Saturday, May 26, 2012

Honoring Our Fallen Heroes with the Truth

Memorial Day is an important subject in our household. The family connections demand it. My grandpa served in WWI; my dad was in Germany during his Army days around the Korean War.
    The Brick's military ties are even stronger. His dad was career Navy (a medical corpsman stationed at Camp LeJeune, a Marine base). Several uncles also served during WWII. Both his brothers retired from the military: one from the Air Force (he captained a bomber-monitoring base in Montana), the other from the Navy (at the Naval Academy, captain of a nuclear submarine...then a desk in the Pentagon). The Brick himself spent six years in the Navy before I met him -- first in Great Falls, ID; then the submarine Batfish; and finally, the U.S.S. Dewey, an aircraft carrier.
    Although our daughters chose not to enter the military, we've had nieces and nephews serve.

We've had a front-row seat to the stresses and demands a military life puts on you...for families who stay behind, as well as those who face action, pain and the possibility of death. Every single day. For the sake of our country. For us.


I am so grateful for their resolve and commitment.
 I honor those who paid for that commitment with their wounds --and lives. THANK YOU.

It therefore makes my stomach turn when fakers emerge who claim that they served in combat. They have great, horrific stories. They apply for disability. They attend veterans' events with chests resplendent with medals.
    That they never earned.


The Supreme Court is currently working on one of these Stolen Valor cases -- a Californian, Xavier Alvarez, announced that he had been awarded the Medal of Honor. (He wasn't.) His lawyer is arguing that yes, he lied - but so what. It didn't hurt anybody! (Alvarez wasn't seen actually wearing the fake medal - a point in his favor.)
   Judge Sotomayor didn't seem to have a problem with this, either:

SOTOMAYOR: What I'm trying to get to is, what harm are we protecting here? I thought that the core of the First Amendment was to protect even against offensive speech. We have a legion of cases that said your emotional reaction to offensive speech is not enough. If that is the core of our First Amendment, what I hear, and that's what I think the court below said, is you can't really believe that a war veteran thinks less of the medal that he or she receives because someone's claiming fraudulently that they got one. They don't think less of the medal. We're reacting to the fact that we're offended by the thought that someone's claiming an honor they didn't receive. So outside of the emotional reaction, 3 where's the harm? And I'm not minimizing it. I too take offense when people make these kinds of claims, but I take offense when someone I'm dating makes a claim that's not true.

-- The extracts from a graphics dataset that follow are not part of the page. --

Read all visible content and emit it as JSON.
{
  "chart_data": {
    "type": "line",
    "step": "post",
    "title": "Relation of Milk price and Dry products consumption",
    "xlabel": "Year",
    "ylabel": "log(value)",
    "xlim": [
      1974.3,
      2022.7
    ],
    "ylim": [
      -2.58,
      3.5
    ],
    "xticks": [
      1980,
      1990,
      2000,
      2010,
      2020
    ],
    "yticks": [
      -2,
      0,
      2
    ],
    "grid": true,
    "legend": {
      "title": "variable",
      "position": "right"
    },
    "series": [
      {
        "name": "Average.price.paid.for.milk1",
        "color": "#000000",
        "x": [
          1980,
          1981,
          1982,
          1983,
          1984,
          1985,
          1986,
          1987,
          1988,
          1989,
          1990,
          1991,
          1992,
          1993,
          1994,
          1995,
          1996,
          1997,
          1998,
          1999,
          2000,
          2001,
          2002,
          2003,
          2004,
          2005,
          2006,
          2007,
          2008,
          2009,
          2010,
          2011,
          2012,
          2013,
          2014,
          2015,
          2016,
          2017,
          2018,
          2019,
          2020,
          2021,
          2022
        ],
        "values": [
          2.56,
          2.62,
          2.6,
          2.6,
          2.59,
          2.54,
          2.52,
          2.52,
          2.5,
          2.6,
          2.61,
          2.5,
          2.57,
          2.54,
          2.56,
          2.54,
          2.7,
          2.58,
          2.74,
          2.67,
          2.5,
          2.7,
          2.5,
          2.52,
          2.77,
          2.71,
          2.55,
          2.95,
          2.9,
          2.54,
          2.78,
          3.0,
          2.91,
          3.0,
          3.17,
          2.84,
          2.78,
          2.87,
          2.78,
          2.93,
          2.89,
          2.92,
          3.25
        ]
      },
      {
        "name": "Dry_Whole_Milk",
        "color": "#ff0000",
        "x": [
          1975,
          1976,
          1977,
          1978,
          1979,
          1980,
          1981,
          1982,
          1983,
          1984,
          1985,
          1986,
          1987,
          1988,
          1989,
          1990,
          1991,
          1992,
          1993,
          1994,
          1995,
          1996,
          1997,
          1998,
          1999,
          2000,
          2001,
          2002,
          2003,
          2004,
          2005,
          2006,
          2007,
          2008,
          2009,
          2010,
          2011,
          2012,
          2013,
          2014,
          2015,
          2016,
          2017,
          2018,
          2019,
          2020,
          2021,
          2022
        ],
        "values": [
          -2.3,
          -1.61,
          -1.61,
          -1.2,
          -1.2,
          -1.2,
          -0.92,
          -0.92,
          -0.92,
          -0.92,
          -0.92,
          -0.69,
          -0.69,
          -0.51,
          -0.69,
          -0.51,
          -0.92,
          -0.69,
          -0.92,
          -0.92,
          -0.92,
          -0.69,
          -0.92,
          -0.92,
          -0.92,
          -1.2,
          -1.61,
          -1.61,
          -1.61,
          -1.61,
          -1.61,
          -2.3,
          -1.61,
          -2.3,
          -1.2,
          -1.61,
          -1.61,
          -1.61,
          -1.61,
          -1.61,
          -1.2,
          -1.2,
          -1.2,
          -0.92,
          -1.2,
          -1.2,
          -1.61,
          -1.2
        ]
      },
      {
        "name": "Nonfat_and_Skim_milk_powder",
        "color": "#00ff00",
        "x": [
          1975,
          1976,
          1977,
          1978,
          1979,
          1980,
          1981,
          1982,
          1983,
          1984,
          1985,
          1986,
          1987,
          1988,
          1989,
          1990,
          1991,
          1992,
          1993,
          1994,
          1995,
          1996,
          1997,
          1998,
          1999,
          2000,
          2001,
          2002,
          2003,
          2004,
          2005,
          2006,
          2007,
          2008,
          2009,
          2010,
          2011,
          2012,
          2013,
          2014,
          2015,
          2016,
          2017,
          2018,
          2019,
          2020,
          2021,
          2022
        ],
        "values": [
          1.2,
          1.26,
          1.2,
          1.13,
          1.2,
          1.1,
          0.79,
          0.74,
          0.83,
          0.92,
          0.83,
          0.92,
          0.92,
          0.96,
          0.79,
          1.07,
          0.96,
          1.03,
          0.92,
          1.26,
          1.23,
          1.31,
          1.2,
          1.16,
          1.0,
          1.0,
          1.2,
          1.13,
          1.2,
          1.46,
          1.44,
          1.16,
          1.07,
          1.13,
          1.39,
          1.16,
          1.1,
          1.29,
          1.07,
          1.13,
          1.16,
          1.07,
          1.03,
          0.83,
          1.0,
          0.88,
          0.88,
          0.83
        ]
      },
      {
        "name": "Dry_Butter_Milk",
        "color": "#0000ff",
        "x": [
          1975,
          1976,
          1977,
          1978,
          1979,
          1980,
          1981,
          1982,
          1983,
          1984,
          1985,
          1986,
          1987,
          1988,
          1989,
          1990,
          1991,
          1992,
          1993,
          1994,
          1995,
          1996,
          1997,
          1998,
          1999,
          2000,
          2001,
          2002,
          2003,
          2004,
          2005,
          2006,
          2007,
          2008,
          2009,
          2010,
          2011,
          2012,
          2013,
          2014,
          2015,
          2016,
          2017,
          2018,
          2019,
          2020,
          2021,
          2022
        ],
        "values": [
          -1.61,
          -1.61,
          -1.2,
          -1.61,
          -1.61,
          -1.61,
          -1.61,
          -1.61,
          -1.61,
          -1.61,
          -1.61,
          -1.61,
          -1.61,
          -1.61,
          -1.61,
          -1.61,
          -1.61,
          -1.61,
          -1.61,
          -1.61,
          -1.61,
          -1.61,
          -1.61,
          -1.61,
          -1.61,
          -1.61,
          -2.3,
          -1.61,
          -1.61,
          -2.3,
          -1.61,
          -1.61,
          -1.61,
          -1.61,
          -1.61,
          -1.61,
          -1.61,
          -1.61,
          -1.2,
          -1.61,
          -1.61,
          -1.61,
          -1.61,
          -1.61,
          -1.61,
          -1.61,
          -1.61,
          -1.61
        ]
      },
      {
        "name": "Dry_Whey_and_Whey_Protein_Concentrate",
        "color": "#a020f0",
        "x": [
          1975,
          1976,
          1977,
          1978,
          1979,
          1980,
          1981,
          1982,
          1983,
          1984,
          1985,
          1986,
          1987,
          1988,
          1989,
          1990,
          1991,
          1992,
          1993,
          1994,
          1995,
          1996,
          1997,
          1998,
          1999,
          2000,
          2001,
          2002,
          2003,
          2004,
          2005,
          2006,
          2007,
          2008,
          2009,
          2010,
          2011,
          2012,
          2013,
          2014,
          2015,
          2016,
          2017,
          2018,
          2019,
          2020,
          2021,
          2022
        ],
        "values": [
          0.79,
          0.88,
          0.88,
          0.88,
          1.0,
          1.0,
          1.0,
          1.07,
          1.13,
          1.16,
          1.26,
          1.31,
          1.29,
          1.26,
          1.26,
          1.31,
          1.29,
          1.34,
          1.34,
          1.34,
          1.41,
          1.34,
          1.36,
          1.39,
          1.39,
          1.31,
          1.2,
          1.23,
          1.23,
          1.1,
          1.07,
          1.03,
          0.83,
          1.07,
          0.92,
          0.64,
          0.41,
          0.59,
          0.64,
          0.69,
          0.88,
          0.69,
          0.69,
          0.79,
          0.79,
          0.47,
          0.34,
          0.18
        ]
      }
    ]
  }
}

(Ok, maybe a little. But isn't  this called FRAUD in any other situation...especially if they use said claims to raise money, get disability benefits, special treatment, and such??)


JUSTICE ALITO: Do you really think that there is -- that the First Amendment -- that there is First Amendment value in a bald-faced lie about a purely factual statement that a person makes about himself, because that person would like to create a particular persona? Gee, I won the Medal of Honor. I was a Rhodes scholar, I won the Nobel Prize. There's a personal -­ the First Amendment protects that?
MR. LIBBY (Alvarez's lawyer): Yes, Your Honor, so long as it doesn't cause imminent harm to another person or imminent harm to a government function.

Imminent harm. That phrase is the defense's main foundation. But the application -- how can anything but the truth be approved? Chief Justice Roberts hit on the crux:

What is the First Amendment value of a lie...a pure lie? 


The Supreme Court hasn't released a decision yet...but it's bound to be interesting.
     And if you're thinking this is a test of the 2005 Stolen Valor act, you're absolutely right. It's already been invalidated several times as a "free speech" issue, including by a Denver judge. ( In other words, you have the right to lie about anything you want -- and not be held accountable for what you say or claim. Pathetic.)

This problem is more widespread than you think.  For more on Stolen Valor, try the amazing book by B.G. Burkett (extremely detailed, though a tad generalized), or visit the website. There are others, too, including the Military Times' Hall of Stolen Valor and the P.O.W. Network, that document people who lie about their service and medals.

   They shouldn't be allowed to get away with it.